McHardy's book is certainly readable, I entirely agree there with your previous correspondent, and he is also right to stress the certainly underestimated tribal nature of early Scottish society - but repeating this ad nauseam makes it often very tedious. Of course, the Picts originated from (or were) the indigenous Scottish population; but what does indigenous mean in this context? The Broch builders, certainly, but the builders of megalithic monuments? Surely, McHardy does not assume that they spoke Celtic. So did Celtic drift into the British Isles on the wind?
It also seem spurious to assert a cultural equivalent between illiterate tribal societies and antique culture, however cruel Roman warfare was. What about Plato, Socrates, Homer, Cicero, Virgil, etc. etc., what about Roman engineering like the aqueducts? It almost sounds like "what have the Romans ever done for us?" ...
I agree with McHardy's assertion that there was no Scottish takeover leading to the end of the Picts (this is almost orthodoxy by now) and on the crucial role of the Vikings. It also appears likely that Fortriu was in the Moray area, although it does not entirely tally with the importance of Forteviot in the later period (and Scone, which he does not mention). I also find it unlikely that Pictish as a language disappeared very quickly, but the geographic evidence (place-names etc.) points to Gaelic becoming more or less the exclusive language - for a time. But it is hard to believe that the Picts (or some of them) spoke an early version of Scots. After all, the Angles spoke nothing like English but Old English, which was almost identical to Old High German - see Beowulf, Battle of Malden etc. for reference.
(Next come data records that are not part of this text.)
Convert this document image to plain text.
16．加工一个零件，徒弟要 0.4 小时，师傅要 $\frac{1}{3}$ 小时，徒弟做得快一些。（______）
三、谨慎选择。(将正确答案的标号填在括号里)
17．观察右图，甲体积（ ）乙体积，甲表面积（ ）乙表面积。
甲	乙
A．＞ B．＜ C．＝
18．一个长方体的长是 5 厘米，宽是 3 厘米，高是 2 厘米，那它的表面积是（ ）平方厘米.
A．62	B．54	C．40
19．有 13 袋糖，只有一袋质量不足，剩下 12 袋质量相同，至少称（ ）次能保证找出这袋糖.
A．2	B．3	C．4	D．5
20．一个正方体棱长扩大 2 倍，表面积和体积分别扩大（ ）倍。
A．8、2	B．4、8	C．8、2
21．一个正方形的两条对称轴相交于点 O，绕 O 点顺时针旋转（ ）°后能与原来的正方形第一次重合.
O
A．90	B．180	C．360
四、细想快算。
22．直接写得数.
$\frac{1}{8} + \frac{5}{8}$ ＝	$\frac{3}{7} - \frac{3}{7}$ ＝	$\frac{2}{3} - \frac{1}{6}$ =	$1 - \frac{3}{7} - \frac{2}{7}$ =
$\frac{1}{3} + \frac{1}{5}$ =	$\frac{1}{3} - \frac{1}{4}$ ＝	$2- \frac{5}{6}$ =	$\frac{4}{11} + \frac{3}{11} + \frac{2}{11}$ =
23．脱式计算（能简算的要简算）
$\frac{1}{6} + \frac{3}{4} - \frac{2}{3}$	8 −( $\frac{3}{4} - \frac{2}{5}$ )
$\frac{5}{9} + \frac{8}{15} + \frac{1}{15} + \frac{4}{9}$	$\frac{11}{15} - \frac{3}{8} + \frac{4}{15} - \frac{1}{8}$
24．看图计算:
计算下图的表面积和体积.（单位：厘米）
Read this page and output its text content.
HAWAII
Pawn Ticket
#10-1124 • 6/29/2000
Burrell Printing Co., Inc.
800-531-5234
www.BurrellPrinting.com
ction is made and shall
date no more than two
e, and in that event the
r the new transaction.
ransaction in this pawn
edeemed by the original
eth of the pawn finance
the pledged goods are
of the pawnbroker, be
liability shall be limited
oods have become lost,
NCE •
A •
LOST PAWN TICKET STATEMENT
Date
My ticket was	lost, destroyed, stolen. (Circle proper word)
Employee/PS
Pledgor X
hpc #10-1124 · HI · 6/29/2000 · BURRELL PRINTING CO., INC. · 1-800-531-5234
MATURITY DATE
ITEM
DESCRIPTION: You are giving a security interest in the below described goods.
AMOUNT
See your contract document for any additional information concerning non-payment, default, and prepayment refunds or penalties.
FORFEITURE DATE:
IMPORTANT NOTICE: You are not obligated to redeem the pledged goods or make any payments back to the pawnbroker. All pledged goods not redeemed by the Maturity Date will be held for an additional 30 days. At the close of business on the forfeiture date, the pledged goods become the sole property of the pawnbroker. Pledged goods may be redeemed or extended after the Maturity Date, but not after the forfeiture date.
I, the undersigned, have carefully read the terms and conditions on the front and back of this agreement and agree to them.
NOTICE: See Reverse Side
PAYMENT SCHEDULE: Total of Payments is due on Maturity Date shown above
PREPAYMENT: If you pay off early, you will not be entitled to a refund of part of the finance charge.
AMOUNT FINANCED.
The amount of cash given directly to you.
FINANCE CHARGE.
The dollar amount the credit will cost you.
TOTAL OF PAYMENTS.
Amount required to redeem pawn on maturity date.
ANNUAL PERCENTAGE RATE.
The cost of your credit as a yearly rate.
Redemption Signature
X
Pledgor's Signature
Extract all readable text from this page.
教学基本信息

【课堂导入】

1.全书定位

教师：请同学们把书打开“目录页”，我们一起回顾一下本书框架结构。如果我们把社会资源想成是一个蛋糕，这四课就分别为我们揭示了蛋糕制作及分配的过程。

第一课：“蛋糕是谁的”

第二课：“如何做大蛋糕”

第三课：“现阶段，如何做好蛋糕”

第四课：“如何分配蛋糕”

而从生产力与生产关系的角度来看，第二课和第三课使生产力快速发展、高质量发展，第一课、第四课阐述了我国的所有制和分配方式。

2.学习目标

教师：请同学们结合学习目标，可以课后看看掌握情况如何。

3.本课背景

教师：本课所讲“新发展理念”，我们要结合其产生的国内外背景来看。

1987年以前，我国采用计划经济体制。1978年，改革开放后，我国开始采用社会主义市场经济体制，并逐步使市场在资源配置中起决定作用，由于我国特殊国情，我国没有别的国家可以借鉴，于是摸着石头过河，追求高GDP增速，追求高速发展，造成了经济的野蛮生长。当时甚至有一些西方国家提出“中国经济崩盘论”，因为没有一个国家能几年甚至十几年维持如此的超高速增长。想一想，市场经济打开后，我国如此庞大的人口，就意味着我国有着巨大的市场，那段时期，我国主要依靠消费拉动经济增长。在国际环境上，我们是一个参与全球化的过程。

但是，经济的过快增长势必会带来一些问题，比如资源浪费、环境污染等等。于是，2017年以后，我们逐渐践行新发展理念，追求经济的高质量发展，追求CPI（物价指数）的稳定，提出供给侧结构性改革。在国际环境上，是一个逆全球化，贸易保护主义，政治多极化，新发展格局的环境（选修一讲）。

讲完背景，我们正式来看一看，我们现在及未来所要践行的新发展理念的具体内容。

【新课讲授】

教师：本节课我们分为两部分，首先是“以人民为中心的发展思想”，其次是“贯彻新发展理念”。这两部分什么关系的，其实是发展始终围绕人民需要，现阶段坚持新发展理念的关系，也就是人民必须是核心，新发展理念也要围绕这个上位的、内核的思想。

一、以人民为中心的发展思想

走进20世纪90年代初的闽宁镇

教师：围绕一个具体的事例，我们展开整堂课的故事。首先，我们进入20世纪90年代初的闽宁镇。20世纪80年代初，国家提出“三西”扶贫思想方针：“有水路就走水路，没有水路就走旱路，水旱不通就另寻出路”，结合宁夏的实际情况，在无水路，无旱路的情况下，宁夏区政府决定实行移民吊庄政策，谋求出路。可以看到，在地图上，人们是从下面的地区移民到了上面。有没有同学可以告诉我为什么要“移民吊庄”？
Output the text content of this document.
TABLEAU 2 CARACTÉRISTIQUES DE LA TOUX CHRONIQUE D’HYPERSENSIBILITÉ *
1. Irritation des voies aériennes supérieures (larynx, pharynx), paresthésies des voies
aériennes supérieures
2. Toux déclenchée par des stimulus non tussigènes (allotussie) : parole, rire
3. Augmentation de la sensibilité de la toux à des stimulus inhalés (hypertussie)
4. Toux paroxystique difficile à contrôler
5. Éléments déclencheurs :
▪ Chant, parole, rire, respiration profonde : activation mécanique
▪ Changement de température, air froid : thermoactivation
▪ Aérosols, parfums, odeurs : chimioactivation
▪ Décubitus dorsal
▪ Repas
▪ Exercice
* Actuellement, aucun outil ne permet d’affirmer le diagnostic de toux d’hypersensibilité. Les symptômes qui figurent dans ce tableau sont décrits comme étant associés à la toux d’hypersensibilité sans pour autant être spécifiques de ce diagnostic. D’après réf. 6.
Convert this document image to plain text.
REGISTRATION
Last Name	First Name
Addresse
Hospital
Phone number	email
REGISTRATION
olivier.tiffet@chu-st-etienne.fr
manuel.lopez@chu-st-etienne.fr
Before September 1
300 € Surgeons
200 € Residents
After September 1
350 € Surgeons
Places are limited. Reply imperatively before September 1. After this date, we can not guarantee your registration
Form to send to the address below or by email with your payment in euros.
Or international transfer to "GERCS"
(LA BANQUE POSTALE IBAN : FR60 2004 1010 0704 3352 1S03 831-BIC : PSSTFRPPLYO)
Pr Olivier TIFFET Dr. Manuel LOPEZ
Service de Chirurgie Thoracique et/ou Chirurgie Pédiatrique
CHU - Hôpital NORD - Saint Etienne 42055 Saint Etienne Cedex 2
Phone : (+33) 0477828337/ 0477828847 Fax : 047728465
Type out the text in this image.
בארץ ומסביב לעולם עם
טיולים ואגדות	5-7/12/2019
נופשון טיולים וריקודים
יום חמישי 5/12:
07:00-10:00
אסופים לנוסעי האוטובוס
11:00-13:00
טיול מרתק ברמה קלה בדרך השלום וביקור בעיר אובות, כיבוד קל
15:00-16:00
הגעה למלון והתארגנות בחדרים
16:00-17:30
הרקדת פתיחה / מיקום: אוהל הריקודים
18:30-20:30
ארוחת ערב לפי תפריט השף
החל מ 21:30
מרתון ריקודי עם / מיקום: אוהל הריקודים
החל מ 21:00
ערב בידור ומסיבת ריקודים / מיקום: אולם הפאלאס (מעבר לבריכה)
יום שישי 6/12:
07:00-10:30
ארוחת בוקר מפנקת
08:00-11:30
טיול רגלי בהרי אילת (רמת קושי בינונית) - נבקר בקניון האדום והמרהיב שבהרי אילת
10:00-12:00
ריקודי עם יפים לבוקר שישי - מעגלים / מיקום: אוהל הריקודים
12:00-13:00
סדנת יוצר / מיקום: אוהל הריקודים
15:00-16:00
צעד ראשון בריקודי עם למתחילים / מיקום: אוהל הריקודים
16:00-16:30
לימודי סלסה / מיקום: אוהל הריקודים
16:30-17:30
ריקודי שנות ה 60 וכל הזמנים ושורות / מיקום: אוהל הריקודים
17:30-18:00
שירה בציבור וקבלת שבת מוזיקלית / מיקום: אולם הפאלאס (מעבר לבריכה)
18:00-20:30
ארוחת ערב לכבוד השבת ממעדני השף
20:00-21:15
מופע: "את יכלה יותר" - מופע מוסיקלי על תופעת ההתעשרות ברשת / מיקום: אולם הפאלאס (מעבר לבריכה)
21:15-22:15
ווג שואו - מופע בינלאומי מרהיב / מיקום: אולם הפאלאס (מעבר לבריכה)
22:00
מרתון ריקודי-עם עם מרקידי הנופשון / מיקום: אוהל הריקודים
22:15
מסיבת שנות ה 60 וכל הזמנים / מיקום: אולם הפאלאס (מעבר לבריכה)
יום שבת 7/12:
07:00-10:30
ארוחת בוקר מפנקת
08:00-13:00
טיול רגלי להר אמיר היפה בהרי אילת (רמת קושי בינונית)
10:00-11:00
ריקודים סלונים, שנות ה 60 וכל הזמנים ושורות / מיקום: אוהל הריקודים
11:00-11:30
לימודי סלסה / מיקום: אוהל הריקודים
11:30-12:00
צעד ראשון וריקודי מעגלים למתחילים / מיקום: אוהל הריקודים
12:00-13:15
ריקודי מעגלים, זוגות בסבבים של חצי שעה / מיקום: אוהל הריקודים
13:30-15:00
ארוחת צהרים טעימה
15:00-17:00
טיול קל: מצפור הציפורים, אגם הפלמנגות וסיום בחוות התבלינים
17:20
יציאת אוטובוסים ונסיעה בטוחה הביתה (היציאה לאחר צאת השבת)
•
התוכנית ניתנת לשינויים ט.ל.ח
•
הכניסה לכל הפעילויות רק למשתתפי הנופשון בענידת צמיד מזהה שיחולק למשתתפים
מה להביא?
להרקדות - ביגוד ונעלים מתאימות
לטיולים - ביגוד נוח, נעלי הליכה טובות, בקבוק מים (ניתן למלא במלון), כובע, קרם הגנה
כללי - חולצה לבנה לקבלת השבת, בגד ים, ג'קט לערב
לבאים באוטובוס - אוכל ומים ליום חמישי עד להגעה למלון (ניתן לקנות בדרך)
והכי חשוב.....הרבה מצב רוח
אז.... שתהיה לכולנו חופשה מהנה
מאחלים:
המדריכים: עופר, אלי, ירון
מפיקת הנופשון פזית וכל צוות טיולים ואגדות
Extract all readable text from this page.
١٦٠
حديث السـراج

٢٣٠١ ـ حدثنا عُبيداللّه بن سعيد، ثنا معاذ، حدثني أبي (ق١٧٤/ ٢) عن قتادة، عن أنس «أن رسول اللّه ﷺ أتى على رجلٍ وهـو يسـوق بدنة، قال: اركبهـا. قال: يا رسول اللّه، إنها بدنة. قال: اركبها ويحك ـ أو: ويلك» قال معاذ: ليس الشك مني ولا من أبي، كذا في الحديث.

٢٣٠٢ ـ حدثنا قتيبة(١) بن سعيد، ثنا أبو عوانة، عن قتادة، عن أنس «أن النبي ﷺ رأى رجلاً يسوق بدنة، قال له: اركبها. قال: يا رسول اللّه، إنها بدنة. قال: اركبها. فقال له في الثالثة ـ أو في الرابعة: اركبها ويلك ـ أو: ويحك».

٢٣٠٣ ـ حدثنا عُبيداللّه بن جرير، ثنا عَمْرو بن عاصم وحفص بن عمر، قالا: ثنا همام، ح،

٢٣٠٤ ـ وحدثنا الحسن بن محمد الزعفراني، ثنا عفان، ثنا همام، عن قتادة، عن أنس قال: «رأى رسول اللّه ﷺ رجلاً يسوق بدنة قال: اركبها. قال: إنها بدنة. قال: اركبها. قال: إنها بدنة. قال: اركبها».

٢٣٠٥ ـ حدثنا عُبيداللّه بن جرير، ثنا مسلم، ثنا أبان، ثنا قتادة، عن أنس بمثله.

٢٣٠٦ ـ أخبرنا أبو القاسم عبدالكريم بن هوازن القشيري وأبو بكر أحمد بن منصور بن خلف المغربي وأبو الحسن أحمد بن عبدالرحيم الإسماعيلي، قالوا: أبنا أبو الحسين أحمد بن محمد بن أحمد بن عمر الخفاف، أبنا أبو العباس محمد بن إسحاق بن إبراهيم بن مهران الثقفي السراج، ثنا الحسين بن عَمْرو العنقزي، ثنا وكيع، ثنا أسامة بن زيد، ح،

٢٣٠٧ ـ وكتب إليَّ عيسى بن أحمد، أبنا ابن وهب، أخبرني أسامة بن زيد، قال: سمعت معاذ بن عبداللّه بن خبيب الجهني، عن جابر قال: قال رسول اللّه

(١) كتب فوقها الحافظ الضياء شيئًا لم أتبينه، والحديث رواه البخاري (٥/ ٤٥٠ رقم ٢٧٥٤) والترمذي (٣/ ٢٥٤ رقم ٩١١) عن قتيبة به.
The most curious aspect of this book lies in the bibliography. McHardy ignores large swathes of the best modern Pictish scholarship. No Fraser, no Woolf apart from the essay on Fortriu, no Aitchison with his excellent studies on Pictish and Scottish warfare and on Forteviot, no Cummins or Clarkson, no Carver on Portmahomack. No wonder that this "New History of the Picts" offers hardly any historical narrative. We are further than that with the Picts.